Dr. Aimee’s List of Five Things Every Fertility Patient Needs
Every fertility patient needs these 5 things.
1.TEAM: Find your team. Think about everyone you need in your huddle to help you reach your goals. Grab a piece of paper right now and write down who you need on your roster to make this as easy and enjoyable a process as possible. Don’t just think about your main huddle, think about who you need on your cheering squad too. For example: Do you have PCOS? Make sure your team includes: a personal trainer, nutritionist, acupuncturist and fertility doctor.
2.TRY: Having sex probably feels like a chore by now and depending on how long you’ve been trying, you might be skipping sex for months at a time. Sex on demand isn’t fun or sexy. You aren’t tearing each other’s clothes off like in soap operas, but try to get your groove back. See a sex therapist if needed. I know it sounds funny to think after being a fertility patient that you could possibly get pregnant naturally, but sometimes the impossible happens.
3.TRANSPARENCY: Be honest with yourself about your diagnosis. If you’re over 40, your fertility issues are at least partially age related. Fertility isn’t skin deep, you “can’t put botox in your ovary,” and there’s no such thing as having the ovaries of a 25 year old. If the sperm counts are low, then see a urologist, do extra testing and start supplements and make sure you’re living your healthiest life ever. Is your BMI over 30? Then do what you can to reduce weight, exercise and eat healthy.
If you don’t know what your fertility factors are, then meet with a fertility specialist who will list them for you, offer you treatment options, and guidance around what you can do to make things even better. I want my patients to get pregnant without my help and when you do need my help, you are starting treatment having done everything possible to optimize your chances.

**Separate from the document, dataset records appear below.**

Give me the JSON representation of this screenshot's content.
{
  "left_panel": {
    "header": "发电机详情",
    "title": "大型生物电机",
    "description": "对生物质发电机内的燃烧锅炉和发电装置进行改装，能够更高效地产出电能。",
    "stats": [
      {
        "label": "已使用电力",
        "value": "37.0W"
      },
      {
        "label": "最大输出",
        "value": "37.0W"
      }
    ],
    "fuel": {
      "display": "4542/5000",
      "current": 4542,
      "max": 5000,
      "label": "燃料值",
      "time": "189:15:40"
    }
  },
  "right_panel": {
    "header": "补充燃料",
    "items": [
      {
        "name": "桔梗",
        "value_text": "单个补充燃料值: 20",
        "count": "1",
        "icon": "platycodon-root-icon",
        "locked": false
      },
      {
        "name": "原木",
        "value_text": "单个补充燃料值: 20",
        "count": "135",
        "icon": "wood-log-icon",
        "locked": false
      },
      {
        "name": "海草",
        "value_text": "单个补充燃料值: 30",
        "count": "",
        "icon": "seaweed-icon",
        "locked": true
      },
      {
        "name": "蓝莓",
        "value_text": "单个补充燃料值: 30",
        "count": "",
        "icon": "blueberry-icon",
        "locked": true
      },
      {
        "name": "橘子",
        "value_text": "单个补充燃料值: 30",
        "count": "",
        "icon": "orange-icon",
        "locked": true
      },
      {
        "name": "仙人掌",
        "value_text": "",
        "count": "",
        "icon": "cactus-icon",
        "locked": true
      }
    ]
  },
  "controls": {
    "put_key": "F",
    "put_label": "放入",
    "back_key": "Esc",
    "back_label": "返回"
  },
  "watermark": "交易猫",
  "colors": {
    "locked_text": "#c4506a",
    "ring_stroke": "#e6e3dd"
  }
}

4.THERAPY: There is no doubt about it, being a fertility patient can make a sane person feel crazy. You can start to become obsessive about checking ovulation, timing of intercourse and testing for pregnancy. The medications can make you feel depressed, emotional and even manic. I strongly recommend seeing a therapist during treatment not only to help you during this very tough time but to support you in your intimate, personal and work relationships. Talk to your doctor about therapists that specialize in fertility in your area.
5.TREATMENT: Find a treatment that feels right for you and give it your all. Make sure you know what you’re taking, why you’re taking it, the expected side effects and pregnancy rates. Go into your treatment cycles fully informed so you feel as much in control as possible. If you don’t know how to ask questions, if you just ask “why?” you’ll be in the know. If your treatment isn’t successful, follow-up immediately with why and what your doctor thinks they learned from the treatment and see if they can offer you any alternatives to make things even better. If you’re a patient of mine and if for example we did a fertility pill IUI cycle that didn’t work, we’d talk about how many eggs you ovulated, whether it was the number expected, how the sperm quality looked, whether we should add a double IUI, low dose fertility shots or do the exact same thing again. I want everyone with fertility issues to be supported and cared for. If you have the 5 “T’s” then you’ll be able to go through this journey more prepared and relaxed.